Beri Dukungan, Macron Prancis Berkunjung ke Arab Saudi
A
A
A
RIYADH - Presiden Prancis Emmanuel Macron menggelar kunjungan mendadak ke Arab Saudi di tengah peningkatan ketegangan antara Riyadh dan Iran terkait konflik Libanon dan Yaman. Dia juga secara khusus bertemu dengan Putra Mahkota Saudi Pangeran Mohammed bin Salman.
Macron yang terbang dari lawatan di Uni Emirat Arab (UEA) awalnya menolak mendiskusikan serangkaian penangkapan ratusan orang, termasuk puluhan pangeran dan mantan pejabat, serta pengusaha. Namun, dia menegaskan kunjungannya tersebut untuk bekerja sama dengan Saudi agar mewujudkan stabilitas kawasan.

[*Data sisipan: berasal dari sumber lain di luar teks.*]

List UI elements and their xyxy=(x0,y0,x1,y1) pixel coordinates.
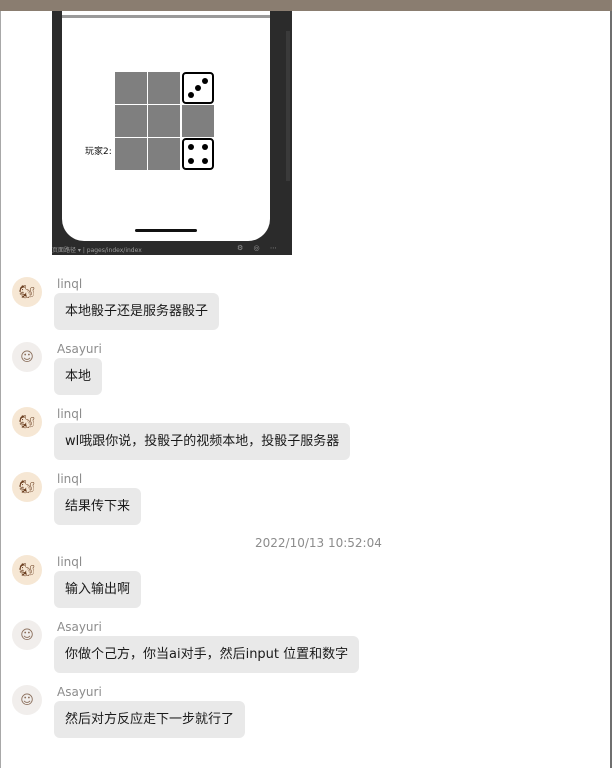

Pangeran Mohammed dan Macron menggelar percakapan tatap muka dengan beberapa fokus isu regional. “Mereka berdiskusi tentang Yaman dan Lebanon. Keduanya fokus untuk menjaga stabilitas di kawasan,” kata Macron setelah pertemuan tersebut dilansir Reuters.

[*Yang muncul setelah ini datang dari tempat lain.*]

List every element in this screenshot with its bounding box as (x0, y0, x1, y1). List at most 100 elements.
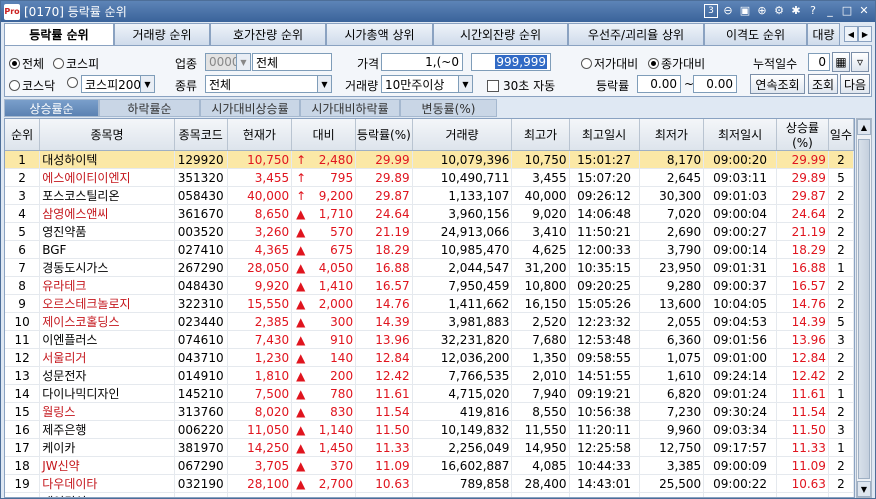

Sebelumnya, Libanon menuding Riyadh menahan Perdana Menteri (PM) Saad al-Hariri dan memintanya untuk mengundurkan diri. Namun, Saudi membantah kalau Hariri menjalani tahanan rumah. Hariri sendiri juga mengungkapkan dirinya tidak dibatasi pergerakannya selama di Saudi.
Prancis memiliki kedekatan dengan Libanon yang merupakan bekas jajahannya. Hariri sendiri memiliki rumah di Prancis serta pernah tinggal di Prancis selama beberapa tahun. Macron sebelumnya mengungkapkan telah menghubungi Hariri secara informal, tapi tidak ada permintaan suaka.
“Macron dan Pangeran Mohammed juga membahas situasi di Libanon menyusul mengundurkan diri PM Hariri,” demikian keterangan kantor Presiden Prancis. “Presiden Macron menegaskan kepentingan Prancis untuk menjamin stabilitas, keamanan, kedaulatan, dan integritas Libanon,” ucapnya.
Dalam beberapa tahun terakhir Prancis memang menjalin hubungan erat dengan negara-negara Arab. Selain itu, Macron juga ingin menjalin kedekatan dengan Iran. Pada saat yang bersamaan, Pangeran Mohammed juga mendekatkan diri dengan Presiden Amerika Serikat (AS) Donald Trump.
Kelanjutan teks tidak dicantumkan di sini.